BubR1 Insufficiency Drives Transcriptomic Alterations and Pathology Associated With Cardiac Aging and Heart Failure

Aging is a prominent risk factor for heart disease, driving pathological cardiac changes such as hypertrophy, fibrosis, and cellular senescence. While BubR1 has been linked to systemic aging in mammalian models, its specific role in regulating cardiac aging remains unclear. Here, we investigated how BubR1 regulates heart aging and its potential contribution to the pathogenesis of cardiac disease, including heart failure. BubR1 insufficiency in mice resulted in marked cardiac hypertrophy, increased fibrosis, and elevated markers of cellular senescence. Transcriptomic profiling revealed widespread disruption in key pathways involved in cardiac function, including ion channel regulation, cytoskeletal organization, and contractile fiber dynamics.
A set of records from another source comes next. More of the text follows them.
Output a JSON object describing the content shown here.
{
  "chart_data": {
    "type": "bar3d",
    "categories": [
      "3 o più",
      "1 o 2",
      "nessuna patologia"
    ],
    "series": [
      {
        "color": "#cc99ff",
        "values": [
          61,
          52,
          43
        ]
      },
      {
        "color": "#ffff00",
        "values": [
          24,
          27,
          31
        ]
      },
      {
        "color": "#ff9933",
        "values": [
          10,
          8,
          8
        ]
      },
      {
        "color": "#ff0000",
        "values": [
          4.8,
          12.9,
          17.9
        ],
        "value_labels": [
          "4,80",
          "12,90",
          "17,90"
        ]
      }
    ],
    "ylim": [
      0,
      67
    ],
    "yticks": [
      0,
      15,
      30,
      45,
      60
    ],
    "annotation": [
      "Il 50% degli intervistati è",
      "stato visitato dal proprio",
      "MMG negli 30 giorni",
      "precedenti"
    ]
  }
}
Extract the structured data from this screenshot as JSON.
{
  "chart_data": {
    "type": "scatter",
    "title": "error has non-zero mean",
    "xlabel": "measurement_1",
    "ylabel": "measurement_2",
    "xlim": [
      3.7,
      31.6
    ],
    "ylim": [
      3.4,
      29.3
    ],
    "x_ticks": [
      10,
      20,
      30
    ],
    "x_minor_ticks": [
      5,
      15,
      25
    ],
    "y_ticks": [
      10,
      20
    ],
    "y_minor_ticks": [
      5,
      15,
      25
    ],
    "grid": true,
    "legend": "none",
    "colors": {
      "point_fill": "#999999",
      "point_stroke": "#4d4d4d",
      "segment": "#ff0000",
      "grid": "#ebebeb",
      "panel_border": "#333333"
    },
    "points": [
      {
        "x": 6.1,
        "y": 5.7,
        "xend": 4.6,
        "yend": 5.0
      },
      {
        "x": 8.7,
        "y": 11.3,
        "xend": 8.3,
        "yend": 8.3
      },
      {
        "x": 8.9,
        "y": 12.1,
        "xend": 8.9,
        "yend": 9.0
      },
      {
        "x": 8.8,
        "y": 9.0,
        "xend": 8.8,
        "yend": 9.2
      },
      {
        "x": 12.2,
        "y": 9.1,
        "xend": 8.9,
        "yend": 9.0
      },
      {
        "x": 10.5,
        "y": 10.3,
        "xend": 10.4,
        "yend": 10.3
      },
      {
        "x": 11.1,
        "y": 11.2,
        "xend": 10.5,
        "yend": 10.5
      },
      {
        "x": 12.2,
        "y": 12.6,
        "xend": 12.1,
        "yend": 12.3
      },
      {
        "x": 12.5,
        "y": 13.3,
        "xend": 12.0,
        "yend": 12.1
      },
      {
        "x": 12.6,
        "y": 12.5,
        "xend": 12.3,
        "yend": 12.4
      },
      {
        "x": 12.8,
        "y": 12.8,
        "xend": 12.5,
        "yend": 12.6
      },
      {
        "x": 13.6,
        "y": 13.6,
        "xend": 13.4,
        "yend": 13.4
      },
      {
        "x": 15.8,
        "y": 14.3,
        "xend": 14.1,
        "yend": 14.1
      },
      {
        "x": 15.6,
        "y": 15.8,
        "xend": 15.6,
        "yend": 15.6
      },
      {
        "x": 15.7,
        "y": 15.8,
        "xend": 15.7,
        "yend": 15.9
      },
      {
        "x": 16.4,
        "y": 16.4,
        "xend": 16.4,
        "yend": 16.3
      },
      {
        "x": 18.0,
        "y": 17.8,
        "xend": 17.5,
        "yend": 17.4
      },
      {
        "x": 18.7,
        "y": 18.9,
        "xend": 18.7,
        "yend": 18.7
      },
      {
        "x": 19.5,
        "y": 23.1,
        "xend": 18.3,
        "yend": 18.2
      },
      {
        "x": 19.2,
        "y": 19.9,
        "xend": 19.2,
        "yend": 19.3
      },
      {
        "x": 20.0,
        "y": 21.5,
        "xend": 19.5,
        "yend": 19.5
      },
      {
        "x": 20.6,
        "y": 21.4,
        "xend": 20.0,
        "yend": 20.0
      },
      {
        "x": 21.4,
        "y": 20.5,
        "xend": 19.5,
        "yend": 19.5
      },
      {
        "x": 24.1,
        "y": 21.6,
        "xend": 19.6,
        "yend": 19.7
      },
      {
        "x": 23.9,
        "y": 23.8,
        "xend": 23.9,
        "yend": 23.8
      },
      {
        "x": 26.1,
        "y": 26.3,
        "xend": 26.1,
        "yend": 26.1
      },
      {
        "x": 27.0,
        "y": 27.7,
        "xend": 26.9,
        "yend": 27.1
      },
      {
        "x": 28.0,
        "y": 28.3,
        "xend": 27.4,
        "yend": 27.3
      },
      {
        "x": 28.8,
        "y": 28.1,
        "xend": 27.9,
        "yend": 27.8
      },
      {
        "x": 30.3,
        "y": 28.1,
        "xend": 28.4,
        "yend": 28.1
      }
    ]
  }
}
Comparative analysis with aged hearts demonstrated shared dysregulated gene networks, linking BubR1 deficiency to age-related cardiac dysfunction. Additionally, BubR1 hypomorphic hearts mirrored transcriptomic changes observed in end-stage heart failure patients, and BubR1 protein levels were found to decline with age in the heart and were also significantly reduced in rodent models of heart failure and in heart failure patients. BubR1 reduction in cardiomyocytes in vitro led to an increased expression of markers of heart failure, hypertrophy, and cytoskeletal remodeling, underscoring an essential and direct role of BubR1 in maintaining cardiomyocyte health. Overall, our data suggest that BubR1 deficiency is a feature of cardiac aging and disease in humans, and that sustaining BubR1 expression may offer a potential therapeutic strategy to mitigate age-associated cardiac decline and improve heart health in the elderly.